Track **downstream** from the LLM response to find where data leaves the app — sent to the user, written to storage, rendered in UI, or passed to an external system. Wrap at that exit boundary.

- Don't wrap raw LLM responses — those are already captured by OpenInference auto-instrumentation as `llm_span` entries.
- Wrap the app's **final processed result** — after any post-processing, formatting, or transformation the app applies to the LLM output.
- If the app has multiple output channels (e.g., a response to the user AND a side-effect write to a database), wrap each one separately.

```python
# Final response after the app's formatting pipeline
response = pixie.wrap(formatted_response, purpose="output", name="response",
    description="Final response sent to the user")

# Side-effect output — data written to external storage
pixie.wrap(saved_record, purpose="output", name="saved_summary",
    description="Summary record saved to the database")
```

**Principle**: output wraps are observation-only — they capture what the app produced so evaluators can score it. They are never mocked or injected during eval runs.

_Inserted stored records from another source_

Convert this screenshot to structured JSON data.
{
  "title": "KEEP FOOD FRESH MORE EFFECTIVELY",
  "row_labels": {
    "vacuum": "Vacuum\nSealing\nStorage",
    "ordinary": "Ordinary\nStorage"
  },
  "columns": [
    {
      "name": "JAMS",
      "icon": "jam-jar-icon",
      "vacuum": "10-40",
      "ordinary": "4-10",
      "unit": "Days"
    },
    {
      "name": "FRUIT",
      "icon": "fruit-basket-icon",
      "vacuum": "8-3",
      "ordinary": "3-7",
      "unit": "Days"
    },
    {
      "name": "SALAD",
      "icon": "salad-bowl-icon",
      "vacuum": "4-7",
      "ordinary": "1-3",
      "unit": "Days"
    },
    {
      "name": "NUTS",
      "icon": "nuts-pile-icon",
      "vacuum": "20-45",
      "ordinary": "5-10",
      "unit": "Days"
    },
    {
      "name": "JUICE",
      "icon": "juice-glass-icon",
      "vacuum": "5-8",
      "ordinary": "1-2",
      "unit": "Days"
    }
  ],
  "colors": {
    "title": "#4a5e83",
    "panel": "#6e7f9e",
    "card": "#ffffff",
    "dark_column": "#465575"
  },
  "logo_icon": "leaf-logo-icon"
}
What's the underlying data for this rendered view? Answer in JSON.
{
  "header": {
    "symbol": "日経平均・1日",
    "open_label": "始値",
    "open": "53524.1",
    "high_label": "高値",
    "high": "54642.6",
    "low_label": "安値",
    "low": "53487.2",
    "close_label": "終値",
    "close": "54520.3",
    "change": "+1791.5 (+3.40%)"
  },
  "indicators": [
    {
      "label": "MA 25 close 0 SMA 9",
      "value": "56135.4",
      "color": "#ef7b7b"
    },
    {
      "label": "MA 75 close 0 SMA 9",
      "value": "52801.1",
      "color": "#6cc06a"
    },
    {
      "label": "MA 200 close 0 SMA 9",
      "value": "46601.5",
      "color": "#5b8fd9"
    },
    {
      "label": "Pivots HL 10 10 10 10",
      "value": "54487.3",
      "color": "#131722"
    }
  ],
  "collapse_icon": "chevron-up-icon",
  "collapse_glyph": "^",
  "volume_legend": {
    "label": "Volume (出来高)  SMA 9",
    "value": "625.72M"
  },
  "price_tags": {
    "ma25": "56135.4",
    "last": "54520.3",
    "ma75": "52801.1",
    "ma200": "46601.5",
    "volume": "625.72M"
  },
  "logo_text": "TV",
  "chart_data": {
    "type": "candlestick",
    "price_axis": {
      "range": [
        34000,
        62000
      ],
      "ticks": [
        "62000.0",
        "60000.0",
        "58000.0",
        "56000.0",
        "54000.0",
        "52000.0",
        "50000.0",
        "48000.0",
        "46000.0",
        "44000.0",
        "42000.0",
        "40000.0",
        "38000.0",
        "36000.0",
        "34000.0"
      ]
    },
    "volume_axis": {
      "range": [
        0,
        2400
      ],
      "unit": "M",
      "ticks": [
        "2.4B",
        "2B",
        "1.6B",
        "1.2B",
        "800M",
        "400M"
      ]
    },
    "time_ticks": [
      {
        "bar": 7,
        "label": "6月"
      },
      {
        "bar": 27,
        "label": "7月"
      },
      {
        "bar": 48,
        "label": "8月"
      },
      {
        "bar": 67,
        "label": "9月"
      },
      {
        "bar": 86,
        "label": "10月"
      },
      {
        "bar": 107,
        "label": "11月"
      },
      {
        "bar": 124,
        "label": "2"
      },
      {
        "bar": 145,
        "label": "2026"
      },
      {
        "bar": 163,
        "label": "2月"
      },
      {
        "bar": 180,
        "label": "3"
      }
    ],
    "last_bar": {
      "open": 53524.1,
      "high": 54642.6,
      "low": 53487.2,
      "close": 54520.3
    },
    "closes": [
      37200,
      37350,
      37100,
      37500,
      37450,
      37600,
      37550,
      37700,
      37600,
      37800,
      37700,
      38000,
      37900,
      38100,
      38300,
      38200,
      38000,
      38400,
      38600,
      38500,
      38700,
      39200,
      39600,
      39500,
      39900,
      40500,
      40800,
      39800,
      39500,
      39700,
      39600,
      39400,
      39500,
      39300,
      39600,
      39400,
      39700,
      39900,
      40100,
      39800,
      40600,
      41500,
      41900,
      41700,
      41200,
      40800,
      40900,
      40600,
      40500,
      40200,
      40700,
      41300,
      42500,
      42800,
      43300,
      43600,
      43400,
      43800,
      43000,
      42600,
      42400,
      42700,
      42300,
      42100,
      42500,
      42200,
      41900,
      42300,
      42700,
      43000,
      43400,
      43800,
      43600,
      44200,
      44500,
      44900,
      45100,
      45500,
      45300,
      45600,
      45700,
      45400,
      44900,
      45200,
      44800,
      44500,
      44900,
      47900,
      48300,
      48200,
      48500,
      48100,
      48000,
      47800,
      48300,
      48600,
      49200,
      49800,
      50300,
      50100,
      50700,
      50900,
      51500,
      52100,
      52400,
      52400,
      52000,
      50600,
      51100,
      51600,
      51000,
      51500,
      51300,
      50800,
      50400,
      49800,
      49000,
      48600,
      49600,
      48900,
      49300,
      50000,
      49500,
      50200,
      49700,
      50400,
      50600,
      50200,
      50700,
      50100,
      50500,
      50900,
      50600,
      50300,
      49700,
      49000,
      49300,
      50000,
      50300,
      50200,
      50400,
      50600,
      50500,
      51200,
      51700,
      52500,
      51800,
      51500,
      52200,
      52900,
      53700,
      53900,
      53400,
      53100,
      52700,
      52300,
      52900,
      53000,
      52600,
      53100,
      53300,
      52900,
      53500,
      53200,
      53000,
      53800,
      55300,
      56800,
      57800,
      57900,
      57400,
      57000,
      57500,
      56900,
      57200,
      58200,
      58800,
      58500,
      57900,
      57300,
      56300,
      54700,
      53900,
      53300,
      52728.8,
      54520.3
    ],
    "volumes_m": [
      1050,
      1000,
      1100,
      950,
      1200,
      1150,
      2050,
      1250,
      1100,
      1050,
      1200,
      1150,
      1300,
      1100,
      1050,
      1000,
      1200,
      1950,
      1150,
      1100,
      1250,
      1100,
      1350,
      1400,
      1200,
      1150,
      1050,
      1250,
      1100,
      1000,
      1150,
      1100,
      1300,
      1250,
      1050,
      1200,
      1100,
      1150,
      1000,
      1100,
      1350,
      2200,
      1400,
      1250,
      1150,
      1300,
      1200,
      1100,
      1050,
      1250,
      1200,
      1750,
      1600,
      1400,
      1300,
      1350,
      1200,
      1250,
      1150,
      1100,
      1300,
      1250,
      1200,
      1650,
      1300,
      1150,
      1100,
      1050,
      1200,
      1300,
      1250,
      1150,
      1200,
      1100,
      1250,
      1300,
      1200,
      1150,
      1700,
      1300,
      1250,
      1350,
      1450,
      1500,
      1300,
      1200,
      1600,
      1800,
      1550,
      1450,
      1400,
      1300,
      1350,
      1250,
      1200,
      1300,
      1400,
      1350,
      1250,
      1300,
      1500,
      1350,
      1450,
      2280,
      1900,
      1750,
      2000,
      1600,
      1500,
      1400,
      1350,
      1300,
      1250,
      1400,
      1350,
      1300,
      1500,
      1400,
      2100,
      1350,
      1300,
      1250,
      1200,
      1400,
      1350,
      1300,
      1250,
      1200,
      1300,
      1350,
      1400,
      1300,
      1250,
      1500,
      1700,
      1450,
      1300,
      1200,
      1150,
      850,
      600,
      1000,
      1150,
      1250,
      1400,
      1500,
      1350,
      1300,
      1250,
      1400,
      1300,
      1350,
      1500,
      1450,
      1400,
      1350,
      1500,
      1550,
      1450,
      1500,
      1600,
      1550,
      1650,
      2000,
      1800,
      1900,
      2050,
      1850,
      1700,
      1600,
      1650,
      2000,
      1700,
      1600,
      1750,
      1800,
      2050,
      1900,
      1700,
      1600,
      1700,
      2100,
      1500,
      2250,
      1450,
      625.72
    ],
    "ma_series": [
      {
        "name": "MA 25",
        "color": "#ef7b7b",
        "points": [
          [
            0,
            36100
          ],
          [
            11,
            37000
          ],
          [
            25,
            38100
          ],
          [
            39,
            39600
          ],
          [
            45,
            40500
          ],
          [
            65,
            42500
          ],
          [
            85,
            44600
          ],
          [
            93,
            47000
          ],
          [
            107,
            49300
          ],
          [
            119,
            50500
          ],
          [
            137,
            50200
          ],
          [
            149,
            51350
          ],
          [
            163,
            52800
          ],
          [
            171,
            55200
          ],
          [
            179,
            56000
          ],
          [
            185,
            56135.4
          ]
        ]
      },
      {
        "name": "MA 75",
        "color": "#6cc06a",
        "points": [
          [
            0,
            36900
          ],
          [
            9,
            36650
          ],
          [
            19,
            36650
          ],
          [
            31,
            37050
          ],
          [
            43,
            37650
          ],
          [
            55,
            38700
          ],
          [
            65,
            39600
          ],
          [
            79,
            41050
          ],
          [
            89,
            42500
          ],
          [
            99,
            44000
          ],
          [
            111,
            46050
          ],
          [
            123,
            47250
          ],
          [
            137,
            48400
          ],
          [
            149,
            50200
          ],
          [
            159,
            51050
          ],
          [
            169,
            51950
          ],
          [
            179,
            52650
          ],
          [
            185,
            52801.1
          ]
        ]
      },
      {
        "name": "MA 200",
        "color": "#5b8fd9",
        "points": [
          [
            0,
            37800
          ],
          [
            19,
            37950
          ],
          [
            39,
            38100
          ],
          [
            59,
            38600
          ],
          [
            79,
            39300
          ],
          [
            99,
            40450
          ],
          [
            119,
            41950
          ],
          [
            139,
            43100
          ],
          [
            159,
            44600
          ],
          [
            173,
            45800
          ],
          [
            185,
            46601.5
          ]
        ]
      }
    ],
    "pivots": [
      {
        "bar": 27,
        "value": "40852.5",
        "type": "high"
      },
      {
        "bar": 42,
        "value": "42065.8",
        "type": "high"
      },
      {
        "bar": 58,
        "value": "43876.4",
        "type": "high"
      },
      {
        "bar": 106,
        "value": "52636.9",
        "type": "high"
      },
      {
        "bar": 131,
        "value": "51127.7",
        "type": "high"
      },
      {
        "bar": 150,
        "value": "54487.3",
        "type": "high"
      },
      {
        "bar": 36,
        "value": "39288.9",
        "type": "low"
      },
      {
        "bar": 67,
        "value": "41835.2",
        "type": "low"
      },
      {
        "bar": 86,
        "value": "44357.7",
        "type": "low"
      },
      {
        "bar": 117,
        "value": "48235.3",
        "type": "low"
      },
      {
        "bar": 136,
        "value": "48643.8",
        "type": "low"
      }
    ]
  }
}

#### `purpose="state"` — internal decisions relevant to evaluation

Some eval criteria need to judge the app's internal reasoning — not just what went in or came out, but _how_ the app made decisions. Wrap internal state when an eval criterion requires it and the data isn't visible in inputs or outputs.

Common examples:

- **Agent routing**: which sub-agent or tool was selected to handle a request
- **Plan/step decisions**: what steps the agent chose to execute
- **Memory updates**: what the agent added to or removed from its working memory
- **Retrieval results**: which documents/chunks were retrieved before being fed to the LLM

```python
# Agent routing decision
selected_agent = pixie.wrap(selected_agent, purpose="state", name="routing_decision",
    description="Which agent was selected to handle this request")

# Retrieved context fed to LLM
pixie.wrap(retrieved_chunks, purpose="state", name="retrieved_context",
    description="Document chunks retrieved by RAG before LLM call")
```

**Principle**: only wrap state that an eval criterion actually needs. Don't wrap every variable — state wraps are for internal data that evaluators must see but that doesn't appear in the app's inputs or outputs.

### Coverage check

After adding all `wrap()` calls, go through each eval criterion from `pixie_qa/02-eval-criteria.md` and verify:

1. Every criterion that judges **what went in** has a corresponding `input` or `entry` wrap.
2. Every criterion that judges **what came out** has a corresponding `output` wrap.
3. Every criterion that judges **how the app decided** has a corresponding `state` wrap.

If a criterion needs data that isn't captured, add the wrap now — don't defer.

---

## Output

Modified application source files with `wrap()` calls at data boundaries.